Quote I should be using my time better because I finished middle school and can read. But I got married and moved villages when I was still young so I had to find an occupation to support our family. Last year, I applied to work at a local food factory as they pay decent wages but was rejected without an explanation. My source of income now is from reselling walnuts. I buy them from a local wholesaler, crack their shells, then I resell them. It is an unnecessarily manual task that can be made easier with the help of a nut cracker, a simple automated machine, so I am saving money to buy that.

My sons are four and two years old and I want them to get an education. Otherwise they will have difficulty earning decent wages. But I haven’t placed them in kindergarten yet because they are not officially registered. Registering them is difficult because I am caught between two things. If I do not continue with their registration, they will not be able to access education, medical services, and many other things; but if I leave home, I cannot clean the nuts and will lose money.

Registration can take very long. It took me over a year to update my passport picture after I turned 25. The authorities required me to update it at the place of issue, almost 500 kilometers away from my current home, impossibly far, considering that sometimes I cannot afford to go to the next village. The head of my village council helped me to resolve the situation over the course of a year, but meanwhile, I could not receive any of the benefits I am entitled to as a citizen.
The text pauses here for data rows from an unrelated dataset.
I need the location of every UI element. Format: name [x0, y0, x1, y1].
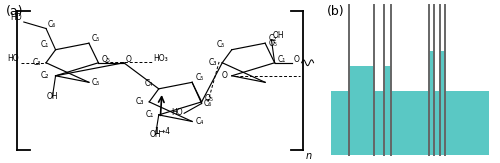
Bar [384, 66, 391, 155]
Text: HO: HO [10, 13, 22, 22]
Text: 1→4: 1→4 [154, 127, 170, 136]
Text: C₃: C₃ [209, 58, 218, 67]
Bar [349, 66, 374, 155]
Text: O: O [126, 55, 132, 64]
Text: C₅: C₅ [196, 73, 203, 82]
Text: OH: OH [46, 92, 58, 101]
Bar [440, 51, 445, 155]
Text: O: O [294, 55, 300, 64]
Text: C₃: C₃ [33, 58, 42, 67]
Text: C₃: C₃ [136, 97, 144, 106]
Text: OH: OH [273, 31, 284, 40]
Text: C₅: C₅ [217, 40, 226, 49]
Text: HO: HO [8, 54, 19, 63]
Text: C₆: C₆ [203, 99, 211, 108]
Text: O₅: O₅ [268, 39, 278, 48]
Text: C₁: C₁ [146, 110, 154, 119]
Text: HO₃: HO₃ [154, 54, 168, 63]
Text: (b): (b) [327, 5, 345, 18]
Bar [429, 51, 434, 155]
Text: C₅: C₅ [92, 34, 100, 43]
Text: n: n [306, 151, 312, 161]
Text: C₆: C₆ [48, 20, 56, 29]
Text: C₁: C₁ [41, 40, 49, 49]
Text: C₄: C₄ [196, 117, 203, 126]
Text: C₄: C₄ [144, 79, 152, 88]
Text: C₁: C₁ [278, 55, 286, 64]
Text: C₅: C₅ [92, 78, 100, 87]
Text: (a): (a) [6, 5, 24, 18]
Text: HO: HO [171, 108, 182, 117]
Text: OH: OH [150, 130, 162, 139]
Text: O₅: O₅ [102, 55, 110, 64]
Text: C₂: C₂ [268, 34, 276, 43]
Bar [331, 91, 489, 155]
Text: O: O [221, 71, 227, 80]
Text: O₅: O₅ [205, 94, 214, 103]
Text: C₂: C₂ [41, 71, 49, 80]
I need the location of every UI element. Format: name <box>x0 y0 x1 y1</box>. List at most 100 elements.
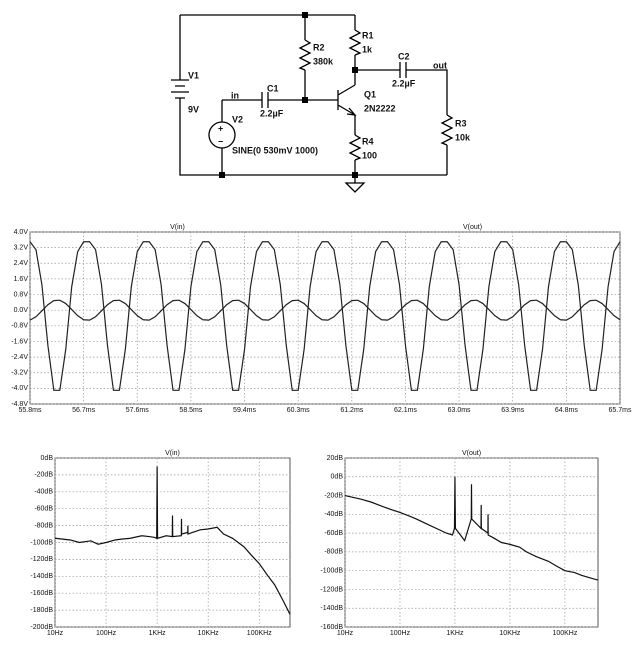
label: 2.2µF <box>392 78 416 88</box>
y-tick-label: -140dB <box>30 573 53 580</box>
y-tick-label: 4.0V <box>14 229 29 236</box>
label: Q1 <box>364 89 376 99</box>
label: R3 <box>455 118 467 128</box>
label: SINE(0 530mV 1000) <box>232 145 318 155</box>
label: C2 <box>398 51 410 61</box>
nodes <box>219 12 358 178</box>
label: 1k <box>362 44 373 54</box>
c2 <box>399 62 407 78</box>
y-tick-label: 0.0V <box>14 307 29 314</box>
y-tick-label: -20dB <box>34 472 53 479</box>
x-tick-label: 100Hz <box>96 630 117 637</box>
x-tick-label: 10Hz <box>337 630 354 637</box>
x-tick-label: 100KHz <box>247 630 272 637</box>
x-tick-label: 60.3ms <box>287 407 310 414</box>
r2 <box>298 39 312 71</box>
label: R4 <box>362 136 374 146</box>
x-tick-label: 65.7ms <box>609 407 632 414</box>
label: 100 <box>362 150 377 160</box>
x-tick-label: 10KHz <box>198 630 220 637</box>
y-tick-label: -4.8V <box>11 401 28 408</box>
legend-label: V(in) <box>170 224 185 231</box>
y-tick-label: -140dB <box>320 605 343 612</box>
x-tick-label: 58.5ms <box>179 407 202 414</box>
x-tick-label: 62.1ms <box>394 407 417 414</box>
q1 <box>337 84 357 116</box>
x-tick-label: 64.8ms <box>555 407 578 414</box>
y-tick-label: -160dB <box>320 624 343 631</box>
v2 <box>208 121 236 149</box>
y-tick-label: 2.4V <box>14 260 29 267</box>
series-line <box>344 476 599 581</box>
schematic: V1 9V R2 380k R1 1k C2 2.2µF C1 2.2µF V2… <box>171 12 471 193</box>
x-tick-label: 100KHz <box>552 630 577 637</box>
y-tick-label: -2.4V <box>11 354 28 361</box>
x-tick-label: 61.2ms <box>340 407 363 414</box>
y-tick-label: -20dB <box>324 492 343 499</box>
label: 10k <box>455 132 471 142</box>
y-tick-label: -1.6V <box>11 338 28 345</box>
label: R1 <box>362 30 374 40</box>
x-tick-label: 100Hz <box>390 630 411 637</box>
label: 2.2µF <box>260 108 284 118</box>
y-tick-label: -40dB <box>34 489 53 496</box>
y-tick-label: 1.6V <box>14 276 29 283</box>
x-tick-label: 56.7ms <box>72 407 95 414</box>
c1 <box>261 92 269 108</box>
y-tick-label: -0.8V <box>11 323 28 330</box>
legend-label: V(out) <box>463 224 482 231</box>
y-tick-label: 20dB <box>327 455 344 462</box>
polarity: − <box>218 136 223 146</box>
x-tick-label: 55.8ms <box>19 407 42 414</box>
label: C1 <box>267 83 279 93</box>
y-tick-label: -180dB <box>30 607 53 614</box>
x-tick-label: 63.9ms <box>501 407 524 414</box>
x-tick-label: 57.6ms <box>126 407 149 414</box>
r3 <box>440 114 454 146</box>
y-tick-label: -80dB <box>34 522 53 529</box>
label: 380k <box>313 56 334 66</box>
y-tick-label: -40dB <box>324 511 343 518</box>
label: V1 <box>188 70 199 80</box>
y-tick-label: -4.0V <box>11 385 28 392</box>
r1 <box>348 29 362 56</box>
label: V2 <box>232 114 243 124</box>
y-tick-label: -3.2V <box>11 370 28 377</box>
x-tick-label: 1KHz <box>446 630 464 637</box>
series-line <box>29 241 621 391</box>
x-tick-label: 1KHz <box>149 630 167 637</box>
legend-label: V(in) <box>165 450 180 457</box>
x-tick-label: 59.4ms <box>233 407 256 414</box>
label: 9V <box>188 104 199 114</box>
y-tick-label: -100dB <box>320 568 343 575</box>
x-tick-label: 10KHz <box>499 630 521 637</box>
y-tick-label: -60dB <box>324 530 343 537</box>
y-tick-label: -120dB <box>320 586 343 593</box>
x-tick-label: 10Hz <box>47 630 64 637</box>
y-tick-label: -160dB <box>30 590 53 597</box>
label: 2N2222 <box>364 103 396 113</box>
plot-area <box>29 231 621 405</box>
label: R2 <box>313 42 325 52</box>
y-tick-label: -80dB <box>324 549 343 556</box>
y-tick-label: 3.2V <box>14 244 29 251</box>
y-tick-label: -60dB <box>34 506 53 513</box>
y-tick-label: -100dB <box>30 539 53 546</box>
net-label: out <box>433 60 447 70</box>
y-tick-label: 0.8V <box>14 291 29 298</box>
ground <box>344 182 366 193</box>
x-tick-label: 63.0ms <box>448 407 471 414</box>
net-label: in <box>231 90 239 100</box>
y-tick-label: 0dB <box>331 474 344 481</box>
y-tick-label: 0dB <box>41 455 54 462</box>
series-line <box>29 299 621 321</box>
y-tick-label: -120dB <box>30 556 53 563</box>
y-tick-label: -200dB <box>30 624 53 631</box>
legend-label: V(out) <box>462 450 481 457</box>
wires <box>179 14 448 183</box>
r4 <box>348 134 362 161</box>
polarity: + <box>218 123 223 133</box>
v1 <box>171 79 189 100</box>
series-line <box>54 466 291 615</box>
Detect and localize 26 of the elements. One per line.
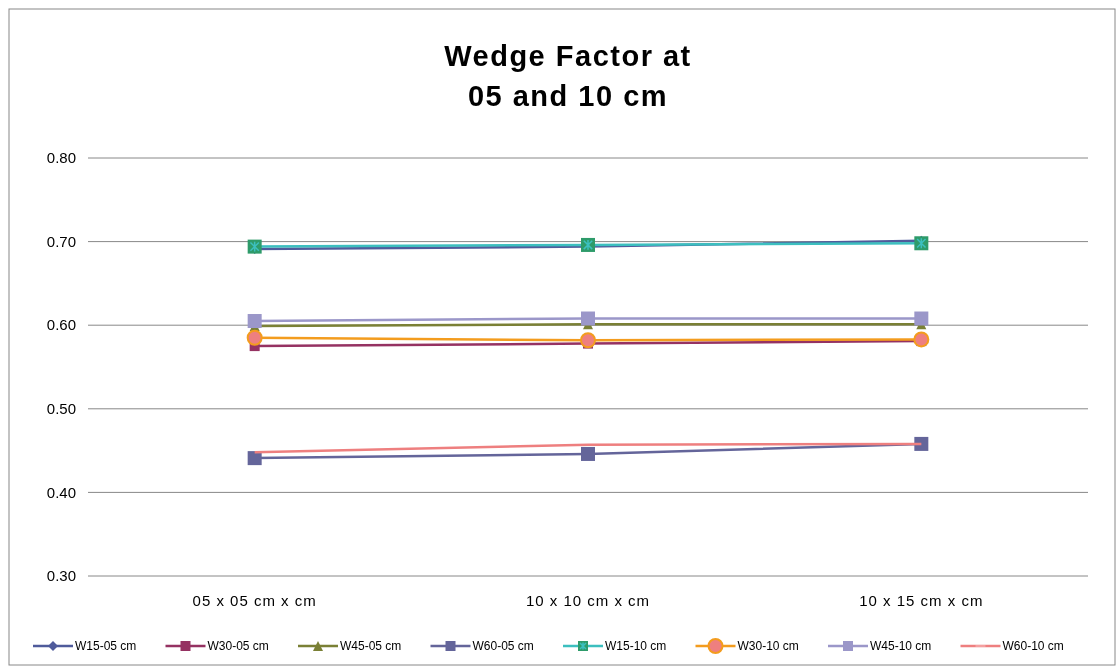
y-tick-label: 0.40: [46, 483, 76, 501]
legend-label: W60-10 cm: [1002, 639, 1064, 654]
legend-label: W15-10 cm: [605, 639, 667, 654]
point: [247, 451, 262, 466]
y-tick-label: 0.80: [46, 149, 76, 167]
point: [581, 446, 595, 461]
legend-label: W30-10 cm: [737, 639, 799, 654]
x-tick-label: 10 x 15 cm x cm: [859, 592, 984, 609]
legend-label: W15-05 cm: [75, 639, 137, 654]
point: [581, 311, 595, 326]
point: [247, 314, 262, 329]
chart-title: Wedge Factor at 05 and 10 cm: [444, 40, 692, 112]
legend-label: W60-05 cm: [472, 639, 534, 654]
y-tick-label: 0.30: [46, 567, 76, 585]
y-tick-label: 0.60: [46, 316, 76, 334]
point: [913, 331, 930, 348]
legend-label: W30-05 cm: [207, 639, 269, 654]
legend-label: W45-05 cm: [340, 639, 402, 654]
x-tick-label: 10 x 10 cm x cm: [525, 592, 651, 609]
legend-label: W45-10 cm: [870, 639, 932, 654]
point: [914, 311, 929, 326]
x-tick-label: 05 x 05 cm x cm: [192, 592, 317, 609]
point: [246, 329, 263, 346]
y-tick-label: 0.70: [46, 232, 76, 250]
point: [914, 436, 929, 451]
y-tick-label: 0.50: [46, 400, 76, 418]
One of the benefits I was missing was a government stipend to improve my living conditions because my current house, although very warm, does not have running water.

But I am determined to get my children registered so that they can take full advantage of their rights, and most importantly so they can start going to school.”


SDG 1: No poverty
SDG 8: Decent work and economic growth

Anastasia Muntyan had to take two buses and travelled for over two hours to the neighboring village to participate in a group discussion on the human rights of Roma women, organized by UN Women and International Roma Women Charitable Fund Chiricli. Her story relates to the new Sustainable Development Goals, including SDG 1 on ending poverty, which seeks equal rights to economic resources, and SDG 8 which calls for sustained, inclusive and sustainable economic growth, full and productive employment and decent work for all, particularly for women and those in precarious employment.